Je le croirais presque… s'il n'hésitait pas.
S'il avait voulu mettre fin à tout ça, il serait déjà parti. Il ne m'aurait pas laissé l'embrasser. Pourquoi est-ce qu'il s'attarde si c'est pas pour tester mon endurance ? Si c'est pas parce qu'il n'est pas en accord avec lui-même ?
Maintenant, les rôles sont inversés. C'est à moi de lui montrer ce qu'il veut au fond de lui.

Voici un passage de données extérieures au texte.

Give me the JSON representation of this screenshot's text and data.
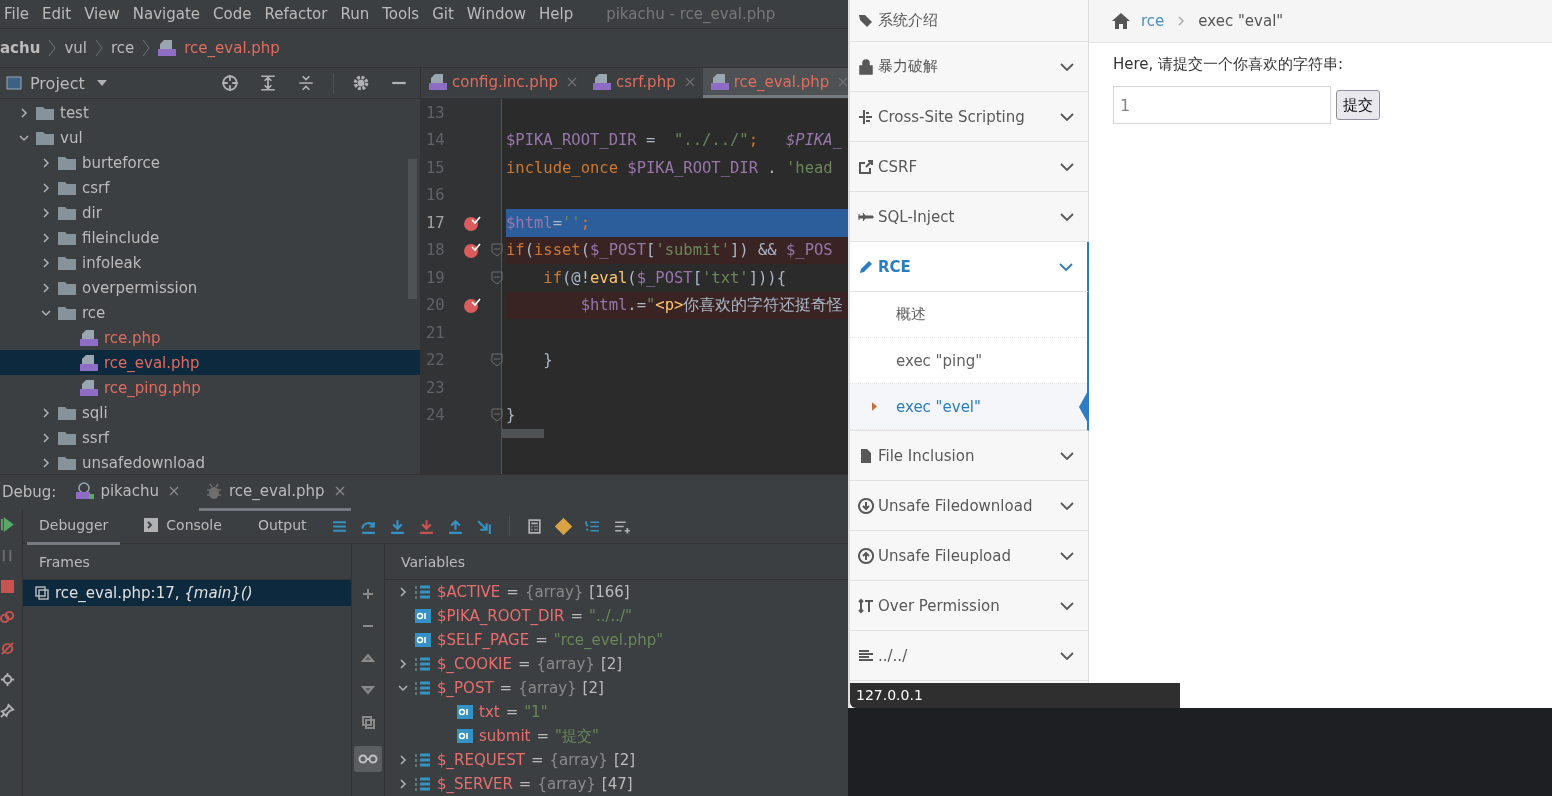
{
  "menu_bar": {
    "items": [
      "File",
      "Edit",
      "View",
      "Navigate",
      "Code",
      "Refactor",
      "Run",
      "Tools",
      "Git",
      "Window",
      "Help"
    ],
    "title": "pikachu - rce_eval.php"
  },
  "breadcrumb": [
    {
      "label": "achu",
      "kind": "project"
    },
    {
      "label": "vul",
      "kind": "folder"
    },
    {
      "label": "rce",
      "kind": "folder"
    },
    {
      "label": "rce_eval.php",
      "kind": "file"
    }
  ],
  "project_panel": {
    "title": "Project",
    "tree": [
      {
        "label": "test",
        "kind": "folder",
        "expanded": false,
        "selected": false
      },
      {
        "label": "vul",
        "kind": "folder",
        "expanded": true,
        "selected": false,
        "children": [
          {
            "label": "burteforce",
            "kind": "folder",
            "expanded": false,
            "selected": false
          },
          {
            "label": "csrf",
            "kind": "folder",
            "expanded": false,
            "selected": false
          },
          {
            "label": "dir",
            "kind": "folder",
            "expanded": false,
            "selected": false
          },
          {
            "label": "fileinclude",
            "kind": "folder",
            "expanded": false,
            "selected": false
          },
          {
            "label": "infoleak",
            "kind": "folder",
            "expanded": false,
            "selected": false
          },
          {
            "label": "overpermission",
            "kind": "folder",
            "expanded": false,
            "selected": false
          },
          {
            "label": "rce",
            "kind": "folder",
            "expanded": true,
            "selected": false,
            "children": [
              {
                "label": "rce.php",
                "kind": "php",
                "selected": false
              },
              {
                "label": "rce_eval.php",
                "kind": "php",
                "selected": true
              },
              {
                "label": "rce_ping.php",
                "kind": "php",
                "selected": false
              }
            ]
          },
          {
            "label": "sqli",
            "kind": "folder",
            "expanded": false,
            "selected": false
          },
          {
            "label": "ssrf",
            "kind": "folder",
            "expanded": false,
            "selected": false
          },
          {
            "label": "unsafedownload",
            "kind": "folder",
            "expanded": false,
            "selected": false
          }
        ]
      }
    ]
  },
  "editor": {
    "tabs": [
      {
        "label": "config.inc.php",
        "selected": false
      },
      {
        "label": "csrf.php",
        "selected": false
      },
      {
        "label": "rce_eval.php",
        "selected": true
      }
    ],
    "lines": [
      {
        "number": "13",
        "breakpoint": false,
        "fold": false,
        "current": false
      },
      {
        "number": "14",
        "breakpoint": false,
        "fold": false,
        "current": false,
        "tokens": [
          {
            "kind": "var",
            "text": "$PIKA_ROOT_DIR"
          },
          {
            "kind": "plain",
            "text": " =  "
          },
          {
            "kind": "str",
            "text": "\"../../\""
          },
          {
            "kind": "kw",
            "text": ";"
          },
          {
            "kind": "ivar",
            "text": "   $PIKA_"
          }
        ]
      },
      {
        "number": "15",
        "breakpoint": false,
        "fold": false,
        "current": false,
        "tokens": [
          {
            "kind": "kw",
            "text": "include_once"
          },
          {
            "kind": "var",
            "text": " $PIKA_ROOT_DIR"
          },
          {
            "kind": "plain",
            "text": " . "
          },
          {
            "kind": "str",
            "text": "'head"
          }
        ]
      },
      {
        "number": "16",
        "breakpoint": false,
        "fold": false,
        "current": false
      },
      {
        "number": "17",
        "breakpoint": true,
        "fold": false,
        "current": true,
        "tokens": [
          {
            "kind": "var",
            "text": "$html"
          },
          {
            "kind": "plain",
            "text": "="
          },
          {
            "kind": "str",
            "text": "''"
          },
          {
            "kind": "kw",
            "text": ";"
          }
        ]
      },
      {
        "number": "18",
        "breakpoint": true,
        "fold": true,
        "current": false,
        "tokens": [
          {
            "kind": "kw",
            "text": "if"
          },
          {
            "kind": "plain",
            "text": "("
          },
          {
            "kind": "kw",
            "text": "isset"
          },
          {
            "kind": "plain",
            "text": "("
          },
          {
            "kind": "var",
            "text": "$_POST"
          },
          {
            "kind": "plain",
            "text": "["
          },
          {
            "kind": "str",
            "text": "'submit'"
          },
          {
            "kind": "plain",
            "text": "]) && "
          },
          {
            "kind": "var",
            "text": "$_POS"
          }
        ]
      },
      {
        "number": "19",
        "breakpoint": false,
        "fold": true,
        "current": false,
        "tokens": [
          {
            "kind": "kw",
            "text": "    if"
          },
          {
            "kind": "plain",
            "text": "(@!"
          },
          {
            "kind": "fn",
            "text": "eval"
          },
          {
            "kind": "plain",
            "text": "("
          },
          {
            "kind": "var",
            "text": "$_POST"
          },
          {
            "kind": "plain",
            "text": "["
          },
          {
            "kind": "str",
            "text": "'txt'"
          },
          {
            "kind": "plain",
            "text": "])){"
          }
        ]
      },
      {
        "number": "20",
        "breakpoint": true,
        "fold": false,
        "current": false,
        "tokens": [
          {
            "kind": "var",
            "text": "        $html"
          },
          {
            "kind": "plain",
            "text": ".="
          },
          {
            "kind": "str",
            "text": "\""
          },
          {
            "kind": "fn",
            "text": "<p>"
          },
          {
            "kind": "plain",
            "text": "你喜欢的字符还挺奇怪"
          }
        ]
      },
      {
        "number": "21",
        "breakpoint": false,
        "fold": false,
        "current": false
      },
      {
        "number": "22",
        "breakpoint": false,
        "fold": true,
        "current": false,
        "tokens": [
          {
            "kind": "plain",
            "text": "    }"
          }
        ]
      },
      {
        "number": "23",
        "breakpoint": false,
        "fold": false,
        "current": false
      },
      {
        "number": "24",
        "breakpoint": false,
        "fold": true,
        "current": false,
        "tokens": [
          {
            "kind": "plain",
            "text": "}"
          }
        ]
      }
    ]
  },
  "debug": {
    "label": "Debug:",
    "sessions": [
      {
        "label": "pikachu",
        "kind": "php",
        "selected": false
      },
      {
        "label": "rce_eval.php",
        "kind": "bug",
        "selected": true
      }
    ],
    "tabs": [
      {
        "label": "Debugger",
        "kind": "plain",
        "selected": true
      },
      {
        "label": "Console",
        "kind": "console",
        "selected": false
      },
      {
        "label": "Output",
        "kind": "plain",
        "selected": false
      }
    ],
    "frames_title": "Frames",
    "variables_title": "Variables",
    "frames": [
      {
        "text": "rce_eval.php:17, *{main}()*",
        "selected": true
      }
    ],
    "variables": [
      {
        "name": "$ACTIVE",
        "sign": "=",
        "type": "{array}",
        "value": "[166]",
        "kind": "array",
        "expanded": false
      },
      {
        "name": "$PIKA_ROOT_DIR",
        "sign": "=",
        "value": "\"../../\"",
        "kind": "string"
      },
      {
        "name": "$SELF_PAGE",
        "sign": "=",
        "value": "\"rce_evel.php\"",
        "kind": "string"
      },
      {
        "name": "$_COOKIE",
        "sign": "=",
        "type": "{array}",
        "value": "[2]",
        "kind": "array",
        "expanded": false
      },
      {
        "name": "$_POST",
        "sign": "=",
        "type": "{array}",
        "value": "[2]",
        "kind": "array",
        "expanded": true,
        "children": [
          {
            "name": "txt",
            "sign": "=",
            "value": "\"1\"",
            "kind": "string"
          },
          {
            "name": "submit",
            "sign": "=",
            "value": "\"提交\"",
            "kind": "string"
          }
        ]
      },
      {
        "name": "$_REQUEST",
        "sign": "=",
        "type": "{array}",
        "value": "[2]",
        "kind": "array",
        "expanded": false
      },
      {
        "name": "$_SERVER",
        "sign": "=",
        "type": "{array}",
        "value": "[47]",
        "kind": "array",
        "expanded": false
      }
    ]
  },
  "browser": {
    "sidebar": [
      {
        "label": "系统介绍",
        "kind": "tags",
        "chevron": false,
        "selected": false
      },
      {
        "label": "暴力破解",
        "kind": "lock",
        "chevron": true,
        "selected": false
      },
      {
        "label": "Cross-Site Scripting",
        "kind": "xss",
        "chevron": true,
        "selected": false
      },
      {
        "label": "CSRF",
        "kind": "share",
        "chevron": true,
        "selected": false
      },
      {
        "label": "SQL-Inject",
        "kind": "plane",
        "chevron": true,
        "selected": false
      },
      {
        "label": "RCE",
        "kind": "pencil",
        "chevron": true,
        "selected": true,
        "children": [
          {
            "label": "概述",
            "selected": false
          },
          {
            "label": "exec \"ping\"",
            "selected": false
          },
          {
            "label": "exec \"evel\"",
            "selected": true
          }
        ]
      },
      {
        "label": "File Inclusion",
        "kind": "file",
        "chevron": true,
        "selected": false
      },
      {
        "label": "Unsafe Filedownload",
        "kind": "download",
        "chevron": true,
        "selected": false
      },
      {
        "label": "Unsafe Fileupload",
        "kind": "upload",
        "chevron": true,
        "selected": false
      },
      {
        "label": "Over Permission",
        "kind": "text-height",
        "chevron": true,
        "selected": false
      },
      {
        "label": "../../",
        "kind": "align",
        "chevron": true,
        "selected": false
      }
    ],
    "breadcrumb": {
      "link": "rce",
      "current": "exec \"eval\""
    },
    "prompt": "Here, 请提交一个你喜欢的字符串:",
    "input_value": "1",
    "submit": "提交",
    "status": "127.0.0.1"
  }
}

Je m'approche tout près de sa peau, je la sens même se hérisser sous la caresse de mon souffle.
Je ne murmure pas, mais je parle très bas. Ma voix se fait grave, un peu rauque et pleine d'espoir.
Pourquoi ça serait lui qui déciderait pour nous encore une fois, et pas moi ?
-
-Pourquoi on pourrait pas essayer ? Après on pourra débattre du pourquoi du comment si ça marche pas.
-Parce que… Heero, si à chaque fois que tu me parles comme à une merde sans que tu t'en rendes vraiment compte… si je dois toujours fermer les yeux et avaler tes paroles sans rien dire pour pas qu'on s'engueule, ça me va moyen. Je pourrai pas le supporter.
-Je sais… mais si je change ? Depuis que qu'on se connaît, j'ai déjà un peu changé.
-Heero… un an ! Un an pour franchir une marche ! On a bientôt 30 ans. Désolé, mais je peux pas attendre toute la vie quelque chose dont je ne suis même pas sûr d'avoir. Il faut être réaliste ! On est pas dans un roman à l'eau de rose où la nana dit avec sûreté qu'elle attendra des années s'il le faut son mec en attendant qu'il se décide ! Non, ça c'est pas la vie réelle ! Je t'ai attendu, mais plus on te donne de temps, plus tu en prends. Donc plus j'attendrai, moins tu te presseras.
-Ok. Tu m'as posé une question tout à l'heure, à laquelle j'ai pas répondu.
-
Un petit sourire m'échappe quand je l'entends déglutir aussi discrètement qu'il le peut. Ca me conforte un peu. Je ne suis peut-être pas si peu crédible que ça. Je suis peut-être plus déterminé qu'il ne le pense.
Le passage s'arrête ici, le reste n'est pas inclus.